Is it documented which construct actually tries to find the narrowest type? Empirically it works, but what does the language guarantee?

I don’t think it tries to find the narrowest type. For example:

julia> x = ["a", 2, :c]
3-element Vector{Any}:
  "a"
 2
  :c

julia> identity.(x)
3-element Vector{Any}:
  "a"
 2
  :c

Julia has some heuristics which Union types it will choose in such scenarios and when it falls back to Any.

also comprehensions promote weirdly. [1, 2.0] becomes a Float64[] when you may have wanted Real.

Part of the problem is that what you want doesn’t seem uniquely defined.

For example, if you have x = Any[1.0f0, 2.0], do you want AbstractFloat[1.0f0, 2.0] (the result of map(identity, x) or [x for x in x], corresponding to typejoin), or do you want Float64[1.0, 2.0] (which is a lossless conversion, corresponding to calling promote_type on the types via mapreduce(typeof, promote_type, x), and also what you would get from [1.0f0, 2.0]). Or do you want Union{Float32,Float64}[1.0f0, 2.0], which is narrower than AbstractFloat?

What are you trying to accomplish? If it’s to improve performance, then you probably want a concrete type like Float64 or at worst a union of two or three types — whereas a typejoin like AbstractFloat[...] may be as bad as Any[...] for performance.

That’s literally what promote does (via promote_type(Int, Float64) === Float64).

It’s the difference between promotion (promote and promote_type) versus typejoin (and promote_typejoin).

You can do mapreduce(typeof, typejoin, x) versus mapreduce(typeof, promote_type, x), depending on which behavior you want, if you want to be explicit.

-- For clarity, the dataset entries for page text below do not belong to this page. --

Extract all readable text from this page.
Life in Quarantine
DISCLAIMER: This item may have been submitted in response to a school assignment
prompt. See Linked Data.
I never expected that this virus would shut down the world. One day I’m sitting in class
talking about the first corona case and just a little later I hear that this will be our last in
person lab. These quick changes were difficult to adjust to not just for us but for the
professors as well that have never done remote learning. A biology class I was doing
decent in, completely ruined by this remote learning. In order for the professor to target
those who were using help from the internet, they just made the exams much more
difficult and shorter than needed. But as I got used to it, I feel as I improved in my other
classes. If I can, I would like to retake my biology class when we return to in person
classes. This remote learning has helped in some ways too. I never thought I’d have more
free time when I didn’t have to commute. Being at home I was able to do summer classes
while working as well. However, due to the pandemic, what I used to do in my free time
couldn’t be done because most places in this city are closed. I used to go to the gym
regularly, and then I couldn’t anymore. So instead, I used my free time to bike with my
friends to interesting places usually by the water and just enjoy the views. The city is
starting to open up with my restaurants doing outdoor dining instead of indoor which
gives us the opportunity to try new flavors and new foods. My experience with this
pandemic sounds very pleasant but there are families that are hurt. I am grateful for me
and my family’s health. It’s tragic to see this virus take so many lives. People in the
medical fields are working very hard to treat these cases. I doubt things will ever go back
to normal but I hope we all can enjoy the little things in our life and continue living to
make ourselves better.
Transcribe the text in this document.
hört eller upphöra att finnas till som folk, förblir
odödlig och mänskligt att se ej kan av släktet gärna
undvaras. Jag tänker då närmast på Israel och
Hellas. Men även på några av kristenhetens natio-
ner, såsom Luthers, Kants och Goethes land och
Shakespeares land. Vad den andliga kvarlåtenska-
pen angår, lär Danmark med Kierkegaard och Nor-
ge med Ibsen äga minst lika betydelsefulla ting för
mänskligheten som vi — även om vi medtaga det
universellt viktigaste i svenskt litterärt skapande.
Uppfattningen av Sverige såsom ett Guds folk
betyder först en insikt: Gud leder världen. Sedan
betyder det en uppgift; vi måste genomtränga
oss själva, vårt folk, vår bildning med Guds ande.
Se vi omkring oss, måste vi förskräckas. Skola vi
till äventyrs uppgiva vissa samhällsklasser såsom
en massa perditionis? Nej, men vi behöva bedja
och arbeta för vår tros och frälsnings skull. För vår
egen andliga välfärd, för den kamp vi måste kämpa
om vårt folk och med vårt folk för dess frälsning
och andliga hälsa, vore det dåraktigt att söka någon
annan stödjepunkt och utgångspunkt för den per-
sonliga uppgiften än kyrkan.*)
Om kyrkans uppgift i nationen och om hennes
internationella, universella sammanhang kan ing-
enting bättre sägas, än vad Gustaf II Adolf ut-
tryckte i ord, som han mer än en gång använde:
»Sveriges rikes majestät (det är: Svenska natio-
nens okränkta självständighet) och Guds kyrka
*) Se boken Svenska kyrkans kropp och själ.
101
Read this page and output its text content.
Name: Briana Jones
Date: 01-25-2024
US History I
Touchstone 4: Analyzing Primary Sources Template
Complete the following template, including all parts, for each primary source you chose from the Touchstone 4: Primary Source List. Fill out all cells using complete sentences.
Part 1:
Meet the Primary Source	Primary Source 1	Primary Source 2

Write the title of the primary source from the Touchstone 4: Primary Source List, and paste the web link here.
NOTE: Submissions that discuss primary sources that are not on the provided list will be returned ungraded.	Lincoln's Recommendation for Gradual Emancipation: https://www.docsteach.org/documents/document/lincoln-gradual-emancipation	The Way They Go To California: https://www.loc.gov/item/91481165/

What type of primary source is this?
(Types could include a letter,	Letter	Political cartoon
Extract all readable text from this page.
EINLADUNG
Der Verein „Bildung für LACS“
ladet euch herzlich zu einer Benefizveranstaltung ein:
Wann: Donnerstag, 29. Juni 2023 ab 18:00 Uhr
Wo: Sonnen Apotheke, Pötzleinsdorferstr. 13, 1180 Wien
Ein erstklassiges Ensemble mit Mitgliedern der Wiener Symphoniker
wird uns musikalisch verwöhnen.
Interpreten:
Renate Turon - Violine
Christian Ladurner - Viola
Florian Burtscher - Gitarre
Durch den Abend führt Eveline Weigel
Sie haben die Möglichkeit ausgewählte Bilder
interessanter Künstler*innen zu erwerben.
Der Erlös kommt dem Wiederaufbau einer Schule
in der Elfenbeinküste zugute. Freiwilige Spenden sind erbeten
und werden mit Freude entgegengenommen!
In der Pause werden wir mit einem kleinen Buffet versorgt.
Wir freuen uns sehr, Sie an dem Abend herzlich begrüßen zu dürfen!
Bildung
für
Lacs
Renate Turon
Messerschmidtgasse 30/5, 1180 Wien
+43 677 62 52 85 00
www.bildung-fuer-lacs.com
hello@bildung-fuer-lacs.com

It would be nice to explicitly document that collect on an iterator uses typejoin (this doesn’t seem to be in the current collect docstring?), whereas array literals use promote_type. (map and comprehensions are already documented to behave like collect on iterators.)

1 Like

Catching non-concrete container eltypes before a function barrier. Conversion is fine, but so is throwing an error so that I can investigate. In theory the computation is such that I can prove that all elements have the same type. MWE:

struct Foo{T}
    x::T
end
foos = [Foo(rand() < 0.5 ? rand('a':'z') : rand(0:20)) for _ in 1:100];
collect1(x) = isempty(x) ? Nothing[] : collect(typeof(first(x)), x)
#  ^ this does what I want
foos_char = collect1(filter(f -> f.x isa Char, foos))
foos_int = collect1(filter(f -> f.x isa Int, foos))
do_something_with(foos_char, foos_int)

In the actual example the types are rather complex and I would rather not compute them if it is avoidable.